De vingercontrole is in bepaalde gevallen foutgevoelig:

  • Monsters die te droog zijn zijn naar schatting korreliger/zandiger
  • Monsters die te vochtig zijn zijn naar schatting meer samenhangend/kleiachtig
  • Hoog humusrijke bodems worden verkeerd ingeschat omdat humus zowel lichte als zware gronden "bemiddelt": klei- en zandgeh altes worden dan te laag ingeschat en slibgeh altes hoger ingeschat.

Als je zelf niet de grondsoort kunt beoordelen of meer informatie nodig hebt over je eigen tuingrond, bieden gespecialiseerde laboratoria zoals de Raiffeisen Laboratoriumservice een goed, maar natuurlijk niet gratis, alternatief.

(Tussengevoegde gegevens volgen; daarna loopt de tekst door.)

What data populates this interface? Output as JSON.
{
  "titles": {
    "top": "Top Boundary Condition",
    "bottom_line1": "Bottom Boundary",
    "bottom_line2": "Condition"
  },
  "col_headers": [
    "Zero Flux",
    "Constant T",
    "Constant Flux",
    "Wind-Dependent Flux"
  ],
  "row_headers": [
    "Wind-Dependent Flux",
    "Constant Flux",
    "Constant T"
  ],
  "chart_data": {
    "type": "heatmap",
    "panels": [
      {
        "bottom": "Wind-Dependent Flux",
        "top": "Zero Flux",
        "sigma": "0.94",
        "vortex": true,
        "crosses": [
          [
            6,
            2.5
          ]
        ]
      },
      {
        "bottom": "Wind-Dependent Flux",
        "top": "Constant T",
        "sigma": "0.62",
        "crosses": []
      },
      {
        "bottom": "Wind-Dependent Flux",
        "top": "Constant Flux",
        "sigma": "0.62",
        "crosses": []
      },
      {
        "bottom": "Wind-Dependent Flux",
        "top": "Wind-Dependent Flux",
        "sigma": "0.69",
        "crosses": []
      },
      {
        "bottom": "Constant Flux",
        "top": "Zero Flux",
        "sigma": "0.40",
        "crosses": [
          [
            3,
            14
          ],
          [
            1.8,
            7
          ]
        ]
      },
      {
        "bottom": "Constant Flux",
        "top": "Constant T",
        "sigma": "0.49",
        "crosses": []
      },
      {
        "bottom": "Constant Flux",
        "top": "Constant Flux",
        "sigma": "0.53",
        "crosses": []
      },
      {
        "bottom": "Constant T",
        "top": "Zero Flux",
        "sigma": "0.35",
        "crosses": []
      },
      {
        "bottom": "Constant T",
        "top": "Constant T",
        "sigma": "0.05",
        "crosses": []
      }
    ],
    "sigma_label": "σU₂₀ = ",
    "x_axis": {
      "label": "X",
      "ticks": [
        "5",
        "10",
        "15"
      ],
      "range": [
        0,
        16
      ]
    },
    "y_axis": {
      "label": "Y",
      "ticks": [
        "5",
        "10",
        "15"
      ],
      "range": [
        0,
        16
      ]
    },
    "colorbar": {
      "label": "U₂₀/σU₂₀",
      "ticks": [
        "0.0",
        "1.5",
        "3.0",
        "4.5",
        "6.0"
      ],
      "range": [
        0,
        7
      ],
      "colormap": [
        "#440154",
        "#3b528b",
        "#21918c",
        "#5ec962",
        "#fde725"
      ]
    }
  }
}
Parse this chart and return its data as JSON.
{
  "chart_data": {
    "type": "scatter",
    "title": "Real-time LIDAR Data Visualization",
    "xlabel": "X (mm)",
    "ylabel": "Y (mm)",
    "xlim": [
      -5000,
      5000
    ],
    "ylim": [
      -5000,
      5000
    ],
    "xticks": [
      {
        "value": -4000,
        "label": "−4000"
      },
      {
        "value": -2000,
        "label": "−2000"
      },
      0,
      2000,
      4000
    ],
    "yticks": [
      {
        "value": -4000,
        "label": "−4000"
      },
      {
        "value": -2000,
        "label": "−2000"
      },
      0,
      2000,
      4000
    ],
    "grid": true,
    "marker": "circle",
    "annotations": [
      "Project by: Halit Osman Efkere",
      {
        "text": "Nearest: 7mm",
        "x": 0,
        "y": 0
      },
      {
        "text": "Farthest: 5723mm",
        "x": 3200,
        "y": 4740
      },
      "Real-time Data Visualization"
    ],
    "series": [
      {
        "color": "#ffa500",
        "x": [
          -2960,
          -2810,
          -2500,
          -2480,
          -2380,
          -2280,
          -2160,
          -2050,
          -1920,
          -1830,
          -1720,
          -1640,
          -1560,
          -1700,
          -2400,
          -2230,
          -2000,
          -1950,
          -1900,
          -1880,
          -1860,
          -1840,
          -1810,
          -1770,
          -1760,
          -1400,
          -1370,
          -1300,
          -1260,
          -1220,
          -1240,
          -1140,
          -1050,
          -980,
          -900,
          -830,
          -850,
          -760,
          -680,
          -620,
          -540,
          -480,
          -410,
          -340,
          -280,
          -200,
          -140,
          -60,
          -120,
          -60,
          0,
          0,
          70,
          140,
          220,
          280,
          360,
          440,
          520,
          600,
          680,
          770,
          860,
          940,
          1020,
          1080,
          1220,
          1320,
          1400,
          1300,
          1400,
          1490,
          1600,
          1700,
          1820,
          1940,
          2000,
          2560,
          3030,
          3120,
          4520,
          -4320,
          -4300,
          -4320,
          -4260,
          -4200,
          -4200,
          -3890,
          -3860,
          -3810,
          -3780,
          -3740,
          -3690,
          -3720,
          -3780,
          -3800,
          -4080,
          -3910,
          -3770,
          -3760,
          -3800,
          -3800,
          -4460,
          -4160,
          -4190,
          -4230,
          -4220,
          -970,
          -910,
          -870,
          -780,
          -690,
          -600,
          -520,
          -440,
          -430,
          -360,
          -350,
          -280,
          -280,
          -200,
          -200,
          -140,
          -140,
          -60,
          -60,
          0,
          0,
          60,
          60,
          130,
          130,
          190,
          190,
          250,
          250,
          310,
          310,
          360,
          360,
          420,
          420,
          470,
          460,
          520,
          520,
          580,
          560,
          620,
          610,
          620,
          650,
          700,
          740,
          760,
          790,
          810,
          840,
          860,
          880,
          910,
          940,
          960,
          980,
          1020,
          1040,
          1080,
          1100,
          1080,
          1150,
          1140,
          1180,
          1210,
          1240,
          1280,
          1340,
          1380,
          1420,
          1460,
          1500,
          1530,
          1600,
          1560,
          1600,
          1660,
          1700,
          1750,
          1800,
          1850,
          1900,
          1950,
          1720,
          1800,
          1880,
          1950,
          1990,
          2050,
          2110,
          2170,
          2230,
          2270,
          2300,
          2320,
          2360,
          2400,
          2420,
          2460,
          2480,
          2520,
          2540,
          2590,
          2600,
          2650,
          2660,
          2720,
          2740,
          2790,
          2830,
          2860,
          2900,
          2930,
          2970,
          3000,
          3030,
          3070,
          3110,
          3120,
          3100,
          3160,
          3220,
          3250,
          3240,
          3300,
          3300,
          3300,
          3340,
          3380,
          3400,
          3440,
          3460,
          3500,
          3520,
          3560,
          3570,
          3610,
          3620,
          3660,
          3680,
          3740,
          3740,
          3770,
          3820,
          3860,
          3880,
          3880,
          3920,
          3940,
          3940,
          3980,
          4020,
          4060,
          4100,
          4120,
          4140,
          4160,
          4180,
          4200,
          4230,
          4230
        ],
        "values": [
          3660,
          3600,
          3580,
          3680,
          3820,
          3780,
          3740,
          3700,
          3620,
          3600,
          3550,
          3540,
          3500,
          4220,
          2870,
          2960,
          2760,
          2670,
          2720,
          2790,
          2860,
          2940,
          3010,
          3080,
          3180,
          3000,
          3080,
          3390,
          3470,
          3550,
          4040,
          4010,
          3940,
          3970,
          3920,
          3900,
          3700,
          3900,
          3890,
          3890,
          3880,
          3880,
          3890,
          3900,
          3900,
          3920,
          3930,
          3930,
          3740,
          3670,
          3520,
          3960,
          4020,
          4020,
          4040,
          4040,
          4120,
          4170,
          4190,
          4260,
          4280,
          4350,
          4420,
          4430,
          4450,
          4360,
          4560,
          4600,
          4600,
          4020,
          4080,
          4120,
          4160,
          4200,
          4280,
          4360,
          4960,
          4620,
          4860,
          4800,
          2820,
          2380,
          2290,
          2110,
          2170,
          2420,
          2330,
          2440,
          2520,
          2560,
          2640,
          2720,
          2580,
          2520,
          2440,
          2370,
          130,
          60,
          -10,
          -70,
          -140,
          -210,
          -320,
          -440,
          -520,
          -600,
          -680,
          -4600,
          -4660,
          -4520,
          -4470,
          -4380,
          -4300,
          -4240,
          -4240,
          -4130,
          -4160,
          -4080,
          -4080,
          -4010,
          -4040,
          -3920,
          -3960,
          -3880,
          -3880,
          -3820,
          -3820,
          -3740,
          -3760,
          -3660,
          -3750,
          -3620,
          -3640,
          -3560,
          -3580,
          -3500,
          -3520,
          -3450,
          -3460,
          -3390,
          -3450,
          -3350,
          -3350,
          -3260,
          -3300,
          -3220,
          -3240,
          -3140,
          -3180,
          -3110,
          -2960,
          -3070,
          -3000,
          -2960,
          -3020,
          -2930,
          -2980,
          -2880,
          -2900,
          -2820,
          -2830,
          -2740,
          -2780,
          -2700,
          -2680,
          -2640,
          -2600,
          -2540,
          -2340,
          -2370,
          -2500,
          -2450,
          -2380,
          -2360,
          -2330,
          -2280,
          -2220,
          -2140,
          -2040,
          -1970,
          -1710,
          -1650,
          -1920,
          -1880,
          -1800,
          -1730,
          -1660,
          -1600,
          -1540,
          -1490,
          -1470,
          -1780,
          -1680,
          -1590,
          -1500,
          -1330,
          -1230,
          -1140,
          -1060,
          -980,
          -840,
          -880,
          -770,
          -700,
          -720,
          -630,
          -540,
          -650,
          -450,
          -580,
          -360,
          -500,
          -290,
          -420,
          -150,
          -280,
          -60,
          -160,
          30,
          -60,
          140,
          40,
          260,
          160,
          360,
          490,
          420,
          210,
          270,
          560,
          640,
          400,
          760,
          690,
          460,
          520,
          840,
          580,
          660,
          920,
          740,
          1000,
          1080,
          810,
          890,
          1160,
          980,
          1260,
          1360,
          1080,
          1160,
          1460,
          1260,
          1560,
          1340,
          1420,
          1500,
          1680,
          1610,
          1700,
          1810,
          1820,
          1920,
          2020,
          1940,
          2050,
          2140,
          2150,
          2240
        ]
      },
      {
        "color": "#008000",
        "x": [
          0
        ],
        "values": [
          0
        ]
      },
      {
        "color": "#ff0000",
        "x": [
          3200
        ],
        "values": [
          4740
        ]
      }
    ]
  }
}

Naast het bodemtype bepa alt een bodemanalyse ook de pH-waarde en het geh alte aan sommige nutriënten.

Bodems met een hoog humusgeh alte lijken donkerbruin of zelfs zwart

Humus kan de bodemanalyse een beetje verstoren, maar het dient als een voedings- en waterreservoir in de bodem en maakt de structuur los, zodat plantenwortels beter groeien. Het is voedsel voor bodemorganismen en een cruciaal bestanddeel van vruchtbare bodems. Elke grondsoort verbetert met een toename van het humusgeh alte - reden genoeg om onze gids voor goed humusbeheer te gebruiken om het humusgeh alte van uw eigen tuingrond te verhogen!